The mice would antagonize Claude in two more films: The Hypo-Chondri-Cat, released in 1950, featured Hubie and Bertie making Claude think he is sick with various ailments and, ultimately, that he has died. In 1951's Cheese Chasers, however, Hubie and Bertie inadvertently torment Claude when, after going overboard on a cheese raid and getting sick of their favorite food, they decide to commit suicide by trying to get Claude to eat them, but Claude thinks that they are poisonous and refuses, deciding to commit suicide as well by getting a bulldog to attack him but the bulldog gets confused.

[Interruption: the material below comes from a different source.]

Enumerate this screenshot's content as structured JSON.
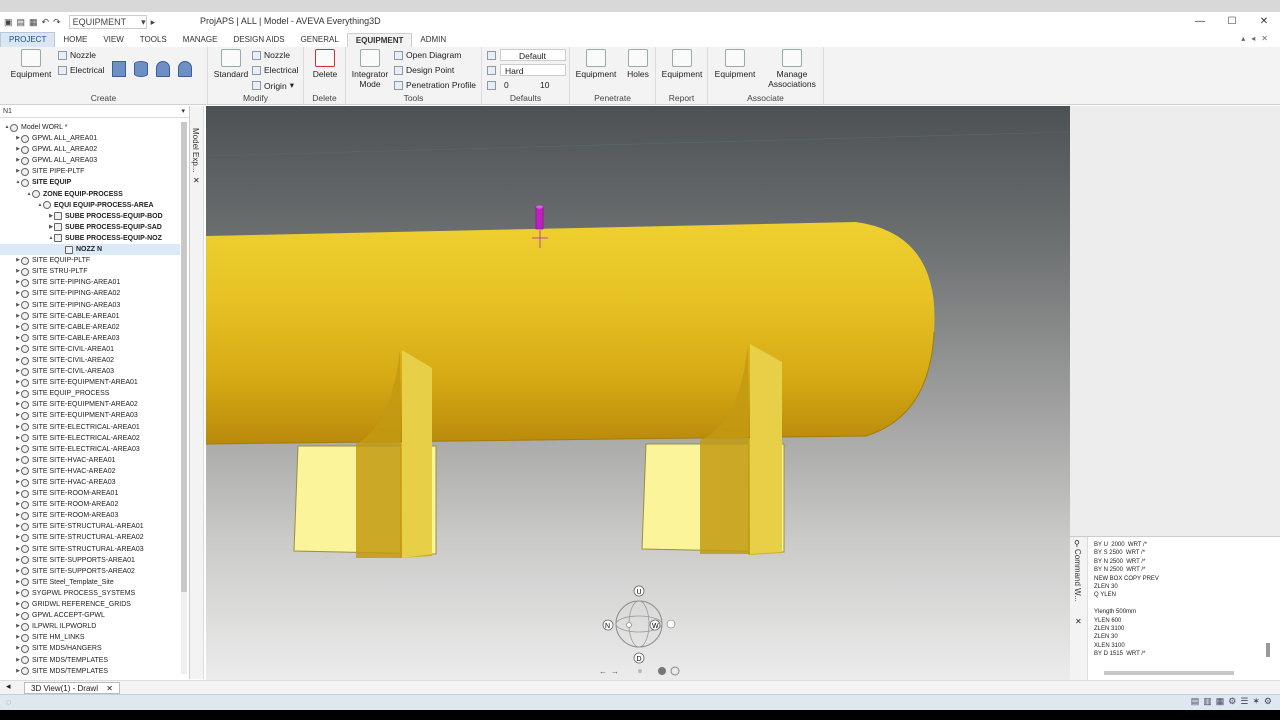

After these seven cartoons, Jones retired Hubie and Bertie, but continued to use the characters (or mice resembling them) in cameo roles in other shorts whenever he needed a generic mouse for a gag, such as the unnamed mouse in Chow Hound, who resembles Bertie, or the "killer" mice in Scaredy Cat, who resemble Hubie.

==Filmography==
- The Aristo-Cat (1943)
- Trap Happy Porky (1945)
- Roughly Squeaking (1946)
- House Hunting Mice (1947)
- Mouse Wreckers (1949)
- The Hypo-Chondri-Cat (1950)
- Cheese Chasers (1951)

==Later appearances==
Hubie and Bertie have made several cameos and recurring appearances in various Warner Bros. productions:
- Hubie and Bertie were going to have a cameo in the 1988 film Who Framed Roger Rabbit, but were later dropped for unknown reasons.
- They also appeared in Tiny Toon Adventures.
- Hubie and Bertie appear in The Sylvester & Tweety Mysteries. Just like in The Aristo-Cat, their colors have swapped until their appearances in Duck Dodgers.
- In the 1996 film Space Jam, Hubie and Bertie play the public address announcers during the basketball game where Michael Jordan and the Looney Tunes compete against the Monstars. Bertie's announcer voice was provided by Steve Kehela.
- Hubie and Bertie appear in the 2000 direct-to-video film Tweety's High-Flying Adventure.
- Hubie and Bertie appear in the Duck Dodgers episode "Too Close for Combat." They are hired by Queen Tyr'Ahnee and Martian Commander X-2 to break up Duck Dodgers and the Eager Young Space Cadet with their vocal impersonations of them. It nearly worked until Duck Dodgers and Cadet discovered them. They managed to persuade Hubie and Bertie into using their tricks on Queen Tyr'Ahnee and Martian Commander X-2.
- Hubie and Bertie briefly appear in The Looney Tunes Show opening.
- Hubie and Bertie appear in the New Looney Tunes segments "Appropriate Technology", "Daffy the Stowaway", "Tweet Team", "Darkbat", "Bonjour, Darkbat!", "Smoothie Operator".
- Hubie and Bertie have also appeared in some video games.
- Hubie is seen alone in the Bugs Bunny: Lost in Time level "The Carrot Factory".
- Both can be seen in the Space Jam video game.
- Hubie and Bertie made appearances in the HBO Max series Looney Tunes Cartoons starring in shorts such as "Happy Birthday, Bugs Bunny!" and "Frame the Feline".
- Female versions of Hubie and Bertie known as Ruthie and Gertie appeared in Bugs Bunny Builders, voiced by Kari Wahlgren and Candi Milo.

- Hubie and Bertie made a cameo appearance in the 2026 film Coyote vs. Acme.

==Home media==
All of the Hubie and Bertie cartoons are available, remastered, on Looney Tunes Mouse Chronicles: The Chuck Jones Collection on DVD and Blu-Ray.